Sunday, April 03, 2011

BBC- dumbing down daytime TV?

Was the story of TB accurately portrayed in the BBC 1 TV programme A Hundred Years of Us?

Dr Carole Reeves, my co-author on the book" The Children of Craig-y-nos" and a medical historian with the Wellcome Trust Centre for the History of Medicine UCL voices her concern.

A Hundred Years of Us
Broadcast on BBC 1, 22 March 2011, 9.15 am


Dr Reeves writes:
"This 45-minute programme, produced by Twenty Twenty Television for BBC1 to coincide with the census, is described as showing how Britain has changed in the past 100 years. A 10-minute feature on Craig-y-nos and tuberculosis right at the beginning of the programme ‘starred’ ex-patient, Barbara Pye, and ex-nurse, Valerie Brent. Both were excellent and it’s great that we were given the opportunity to contribute to this programme.

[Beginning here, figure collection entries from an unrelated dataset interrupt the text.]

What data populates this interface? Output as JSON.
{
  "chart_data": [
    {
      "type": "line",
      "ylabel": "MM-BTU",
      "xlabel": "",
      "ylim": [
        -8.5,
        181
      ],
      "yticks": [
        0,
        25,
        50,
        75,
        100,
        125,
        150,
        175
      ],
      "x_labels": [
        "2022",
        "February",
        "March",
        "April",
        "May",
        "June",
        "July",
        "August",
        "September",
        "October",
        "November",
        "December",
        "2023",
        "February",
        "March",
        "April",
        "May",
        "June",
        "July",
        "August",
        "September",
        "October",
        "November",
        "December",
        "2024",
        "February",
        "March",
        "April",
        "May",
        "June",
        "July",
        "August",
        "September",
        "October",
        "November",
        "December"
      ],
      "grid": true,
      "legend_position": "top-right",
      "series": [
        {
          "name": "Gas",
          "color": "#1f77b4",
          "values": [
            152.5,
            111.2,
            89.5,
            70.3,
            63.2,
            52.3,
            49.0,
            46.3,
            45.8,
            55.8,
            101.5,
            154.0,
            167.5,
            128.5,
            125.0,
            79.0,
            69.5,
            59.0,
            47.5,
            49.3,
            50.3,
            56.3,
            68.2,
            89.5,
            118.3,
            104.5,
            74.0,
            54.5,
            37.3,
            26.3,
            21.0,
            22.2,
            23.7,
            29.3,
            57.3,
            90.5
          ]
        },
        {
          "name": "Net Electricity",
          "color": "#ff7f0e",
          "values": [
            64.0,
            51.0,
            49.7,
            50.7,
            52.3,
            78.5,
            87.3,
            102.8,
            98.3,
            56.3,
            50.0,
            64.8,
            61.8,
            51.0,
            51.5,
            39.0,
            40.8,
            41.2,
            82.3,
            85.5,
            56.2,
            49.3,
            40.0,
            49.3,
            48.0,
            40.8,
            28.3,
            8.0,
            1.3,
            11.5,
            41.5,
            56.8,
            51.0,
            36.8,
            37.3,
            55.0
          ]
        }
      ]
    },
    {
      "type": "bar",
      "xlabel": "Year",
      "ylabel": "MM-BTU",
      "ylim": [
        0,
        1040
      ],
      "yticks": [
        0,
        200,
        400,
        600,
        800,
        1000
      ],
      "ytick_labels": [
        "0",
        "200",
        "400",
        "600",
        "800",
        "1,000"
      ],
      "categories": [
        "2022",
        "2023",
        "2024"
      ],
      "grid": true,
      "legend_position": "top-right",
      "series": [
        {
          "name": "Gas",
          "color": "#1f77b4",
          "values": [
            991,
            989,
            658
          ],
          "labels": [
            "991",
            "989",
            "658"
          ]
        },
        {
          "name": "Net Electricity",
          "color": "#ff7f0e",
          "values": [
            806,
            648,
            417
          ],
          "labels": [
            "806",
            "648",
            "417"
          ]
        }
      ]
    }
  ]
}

Both Ann and I spoke to the programme producers right at the beginning of the project and worked with them to give the historical background to tuberculosis and the Craig-y-nos story. We knew that the producers wanted to adopt a ‘positive’ slant on the issue of tuberculosis but weren’t prepared for the story to be whitewashed and spun to such an extent that it is simply untruthful. Viewers were told that tuberculosis in Britain has been almost totally eradicated due to the advent of the NHS in 1948 and the development of streptomycin. This was certainly not the information given to the programme producers but they chose to ignore it.

TB in Britain has NOT been eradicated. Indeed, it is on the increase. Since the mid-1980s, there has been a worldwide increase in TB of about 1 per cent. In Britain, the increase has been nearer to 2 per cent, and about 400 British people die of the infection every year. In 2009, 9040 cases of TB in Britain were diagnosed, up from 8621 in 2008. In some parts of London, the incidence of TB is equal to that in developing countries. Furthermore, there is a seriously scary increase of multi-drug resistant tuberculosis.

The producers said that the programme needed to be positive and fairly simply presented for daytime BBC1 television viewers. Who do they think these simpletons are that they can’t cope with a factual history of TB over the last century? Of course TB is not the scourge that it was in 1911 when 1 death in every 8 was a TB death but presenting it untruthfully as a ‘problem gone away’, does a disservice to the BBC and emphasises what many people regretfully realise is an escalating devaluation of its independence and integrity."



I share Dr Reeves concern with the dumbing down of the BBC in order to obtain good daytime television ratings especially within a programme that is of such potential historical significance.